Olympic Posters

It was nice to see and hear the traditional ringing of the bells in Britain yesterday, signalling the beginning of the London Summer Olympics. Nearly all of the British institutions that I regularly “visit” have their own take on the Olympics this summer:  the Museum of London has a general exhibit, while the British Museum focuses on medals and the British Library offers up Olympex 2012, an exhibition on collecting the Olympics. My favorite Olympic-themed presentation, thankfully very accessible on-line, is the Victoria & Albert Museum’s presentation, A Century of Olympic Posters . It’s so interesting to see how the posters reflected the times in which they were produced, while at the same time projected national images to the world which were carefully chosen by the host countries.

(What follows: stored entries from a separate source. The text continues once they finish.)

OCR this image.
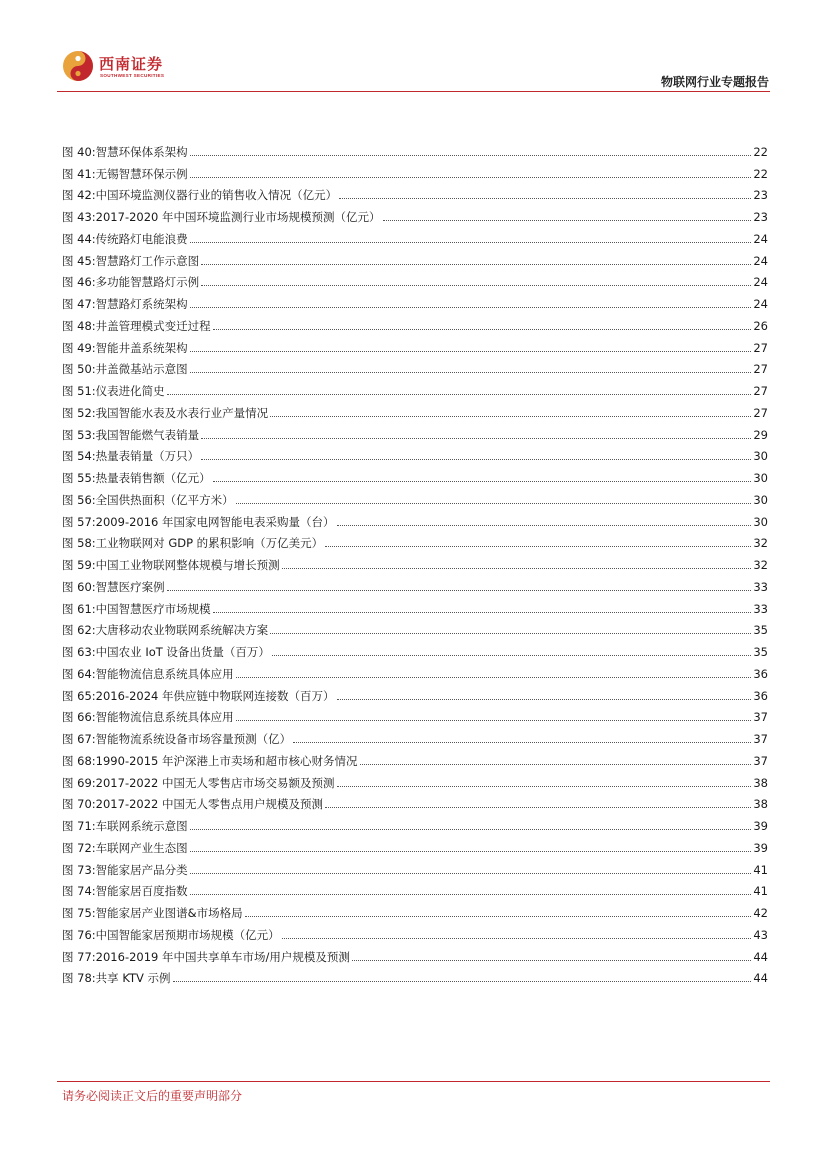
西南证券
SOUTHWEST SECURITIES	物联网行业专题报告
图 40: 智慧环保体系架构	22
图 41: 无锡智慧环保示例	22
图 42: 中国环境监测仪器行业的销售收入情况（亿元）	23
图 43: 2017-2020 年中国环境监测行业市场规模预测（亿元）	23
图 44: 传统路灯电能浪费	24
图 45: 智慧路灯工作示意图	24
图 46: 多功能智慧路灯示例	24
图 47: 智慧路灯系统架构	24
图 48: 井盖管理模式变迁过程	26
图 49: 智能井盖系统架构	27
图 50: 井盖微基站示意图	27
图 51: 仪表进化简史	27
图 52: 我国智能水表及水表行业产量情况	27
图 53: 我国智能燃气表销量	29
图 54: 热量表销量（万只）	30
图 55: 热量表销售额（亿元）	30
图 56: 全国供热面积（亿平方米）	30
图 57: 2009-2016 年国家电网智能电表采购量（台）	30
图 58: 工业物联网对 GDP 的累积影响（万亿美元）	32
图 59: 中国工业物联网整体规模与增长预测	32
图 60: 智慧医疗案例	33
图 61: 中国智慧医疗市场规模	33
图 62: 大唐移动农业物联网系统解决方案	35
图 63: 中国农业 IoT 设备出货量（百万）	35
图 64: 智能物流信息系统具体应用	36
图 65: 2016-2024 年供应链中物联网连接数（百万）	36
图 66: 智能物流信息系统具体应用	37
图 67: 智能物流系统设备市场容量预测（亿）	37
图 68: 1990-2015 年沪深港上市卖场和超市核心财务情况	37
图 69: 2017-2022 中国无人零售店市场交易额及预测	38
图 70: 2017-2022 中国无人零售点用户规模及预测	38
图 71: 车联网系统示意图	39
图 72: 车联网产业生态图	39
图 73: 智能家居产品分类	41
图 74: 智能家居百度指数	41
图 75: 智能家居产业图谱&市场格局	42
图 76: 中国智能家居预期市场规模（亿元）	43
图 77: 2016-2019 年中国共享单车市场/用户规模及预测	44
图 78: 共享 KTV 示例	44
请务必阅读正文后的重要声明部分
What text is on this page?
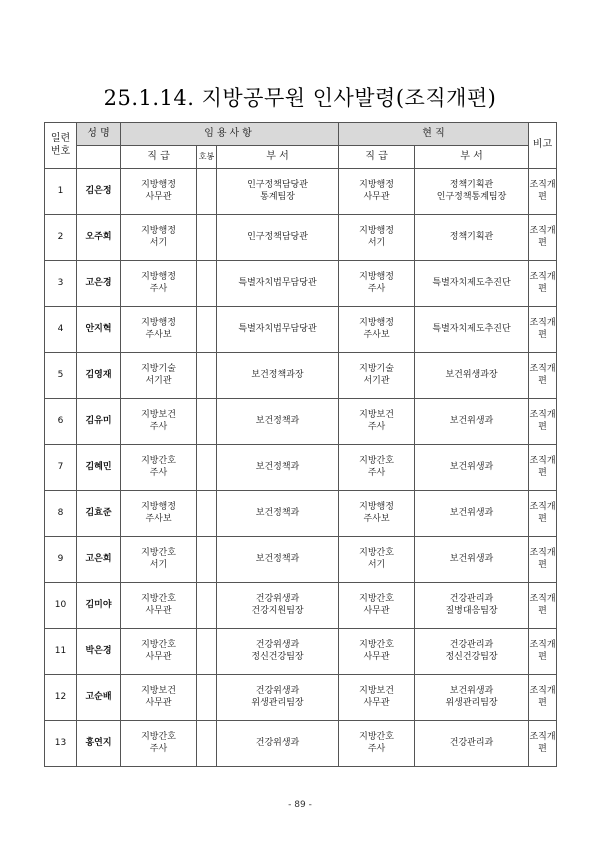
25.1.14. 지방공무원 인사발령(조직개편)
일련
번호	성 명	임용사항			현 직		비고
		직 급	호봉	부 서	직 급	부 서	

1	김은정	지방행정
사무관		인구정책담당관
통계팀장	지방행정
사무관	정책기획관
인구정책통계팀장	조직개편

2	오주희	지방행정
서기		인구정책담당관	지방행정
서기	정책기획관	조직개편

3	고은경	지방행정
주사		특별자치법무담당관	지방행정
주사	특별자치제도추진단	조직개편

4	안지혁	지방행정
주사보		특별자치법무담당관	지방행정
주사보	특별자치제도추진단	조직개편

5	김영재	지방기술
서기관		보건정책과장	지방기술
서기관	보건위생과장	조직개편

6	김유미	지방보건
주사		보건정책과	지방보건
주사	보건위생과	조직개편

7	김혜민	지방간호
주사		보건정책과	지방간호
주사	보건위생과	조직개편

8	김효준	지방행정
주사보		보건정책과	지방행정
주사보	보건위생과	조직개편

9	고은희	지방간호
서기		보건정책과	지방간호
서기	보건위생과	조직개편

10	김미야	지방간호
사무관		건강위생과
건강지원팀장	지방간호
사무관	건강관리과
질병대응팀장	조직개편

11	박은경	지방간호
사무관		건강위생과
정신건강팀장	지방간호
사무관	건강관리과
정신건강팀장	조직개편

12	고순배	지방보건
사무관		건강위생과
위생관리팀장	지방보건
사무관	보건위생과
위생관리팀장	조직개편

13	홍연지	지방간호
주사		건강위생과	지방간호
주사	건강관리과	조직개편
- 89 -
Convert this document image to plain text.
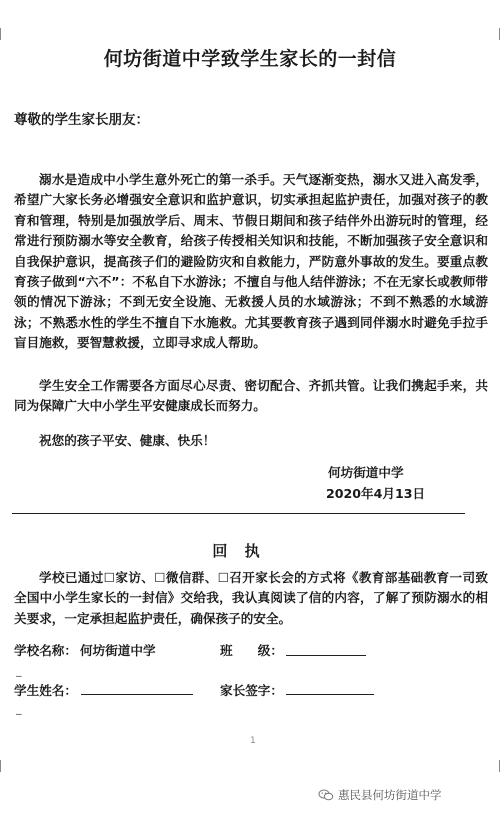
何坊街道中学致学生家长的一封信
尊敬的学生家长朋友：
溺水是造成中小学生意外死亡的第一杀手。天气逐渐变热，溺水又进入高发季，希望广大家长务必增强安全意识和监护意识，切实承担起监护责任，加强对孩子的教育和管理，特别是加强放学后、周末、节假日期间和孩子结伴外出游玩时的管理，经常进行预防溺水等安全教育，给孩子传授相关知识和技能，不断加强孩子安全意识和自我保护意识，提高孩子们的避险防灾和自救能力，严防意外事故的发生。要重点教育孩子做到“六不”：不私自下水游泳；不擅自与他人结伴游泳；不在无家长或教师带领的情况下游泳；不到无安全设施、无救援人员的水域游泳；不到不熟悉的水域游泳；不熟悉水性的学生不擅自下水施救。尤其要教育孩子遇到同伴溺水时避免手拉手盲目施救，要智慧救援，立即寻求成人帮助。
学生安全工作需要各方面尽心尽责、密切配合、齐抓共管。让我们携起手来，共同为保障广大中小学生平安健康成长而努力。
祝您的孩子平安、健康、快乐！
何坊街道中学
2020年4月13日
回 执
学校已通过☐家访、☐微信群、☐召开家长会的方式将《教育部基础教育一司致全国中小学生家长的一封信》交给我，我认真阅读了信的内容，了解了预防溺水的相关要求，一定承担起监护责任，确保孩子的安全。
学校名称： 何坊街道中学	班　　级：
_
学生姓名：	家长签字：
_
1
惠民县何坊街道中学
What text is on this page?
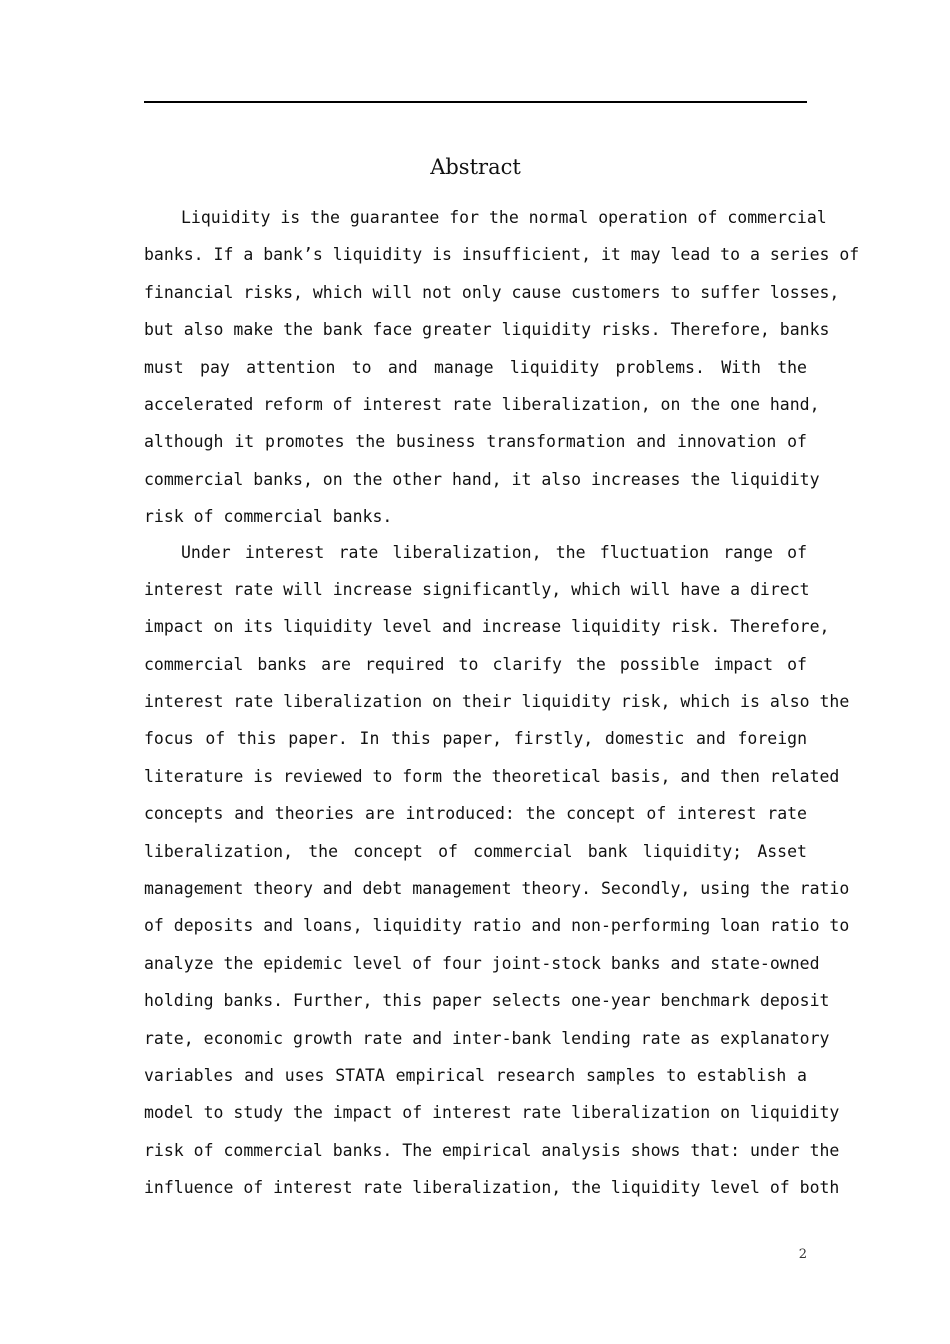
Abstract
Liquidity is the guarantee for the normal operation of commercial
banks. If a bank’s liquidity is insufficient, it may lead to a series of
financial risks, which will not only cause customers to suffer losses,
but also make the bank face greater liquidity risks. Therefore, banks
must pay attention to and manage liquidity problems. With the
accelerated reform of interest rate liberalization, on the one hand,
although it promotes the business transformation and innovation of
commercial banks, on the other hand, it also increases the liquidity
risk of commercial banks.
Under interest rate liberalization, the fluctuation range of
interest rate will increase significantly, which will have a direct
impact on its liquidity level and increase liquidity risk. Therefore,
commercial banks are required to clarify the possible impact of
interest rate liberalization on their liquidity risk, which is also the
focus of this paper. In this paper, firstly, domestic and foreign
literature is reviewed to form the theoretical basis, and then related
concepts and theories are introduced: the concept of interest rate
liberalization, the concept of commercial bank liquidity; Asset
management theory and debt management theory. Secondly, using the ratio
of deposits and loans, liquidity ratio and non-performing loan ratio to
analyze the epidemic level of four joint-stock banks and state-owned
holding banks. Further, this paper selects one-year benchmark deposit
rate, economic growth rate and inter-bank lending rate as explanatory
variables and uses STATA empirical research samples to establish a
model to study the impact of interest rate liberalization on liquidity
risk of commercial banks. The empirical analysis shows that: under the
influence of interest rate liberalization, the liquidity level of both
2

There was no official Olympics poster until the 1912 Stockholm Olympics, but it seems appropriate to begin with the program(me) cover for the first London Olympics, held in 1908 at the newly-constructed White City Stadium in Shepherd’s Bush.  This Olympiad was originally scheduled to be held in Rome, but the eruption of Mt. Vesuvius diverted it to London. It’s a nice nostalgic image, and you can see the White City in the background.

The first official Olympics poster, printed in 16 different languages and alternative formats, was the work of Swedish artist Olle Hjörtzberg,. The original design, featuring completely naked athletes in a reference to the ancient Olympics, was replaced by this version, with its strategically-placed streamers, but this was a bit controversial too.

After a long break due to World War One, the Olympics resumed in war-devastated Belgium for the 1920 Antwerp games. Maybe it’s just my own national bias, but that looks like a very prominent American flag on the poster:  perhaps an expression of gratitude for the timely entry of the US into the war?  The poster for the 1924 Paris Olympics by Jean Droit has become iconic, and we first see the five Olympic rings representing the continents of the world on the posters for both the 1928 Olympics:  summer (Amsterdam) and winter (St. Moritz).

The poster for the 1932 Los Angeles Olympics, the first to be held outside of Europe, looks a bit odd to me:  apparently the artist Julio Kilenyi sculpted the figure and then photographed it, and I’m not sure how the lettering was produced.  There’s very little sense of place here; it does not read Los Angeles or America to me, but it’s interesting that “California” had to be added.  I suppose that the City of Angels was not yet the international city that it would become.

Few images are as ominous as the official poster for the 1936 Berlin Olympics with its menacing Nazi symbolism and the Four Horsemen, which can only be seen as the Four Horsemen of the Apocalypse in historical perspective.  And then there are two very similar, one might say identical, posters from the canceled 1940 and 1952 Helsinki Olympics.  Clearly Finland–and perhaps the world–decided to pick up where they left off.

There is some semblance of place in the Helsinki posters, but I think that emphasis becomes pronounced in the post-war era, beginning with the image of the second British Olympics, the so-called “Austerity Olympics” of 1948. Jumping forward to the early 1960s, the sense of place seems to overwhelm the sheer athleticism of the earlier posters in the images from the 1960 and 1964 Olympics in Rome and Tokyo.

Of course, the images get more abstract and symbolic in the later 1960s:  the poster for the Mexico games represents the psychedelic age perfectly, as does one of the slightly-cynical images of the 1976 Montreal Olympics.

The posters for the more recent games just don’t seem as textured to me as those from the past, although I really like the official poster #1 from the 2000 Sydney games, “Peace Roo”, designed by David Lancashire. The trend seems to be for whole series of posters to be produced rather than just one, representing individual sports as opposed to the entire event. This was certainly the case for the Barcelona Olympics in 1992, which was represented by over 50 posters, and the organizers of the third London games commissioned posters from 12 eminent British artists. Pictured below is “For the Unknown Runner” by Chris Ofili, who used the vase outline to reference the Greek origins of the games.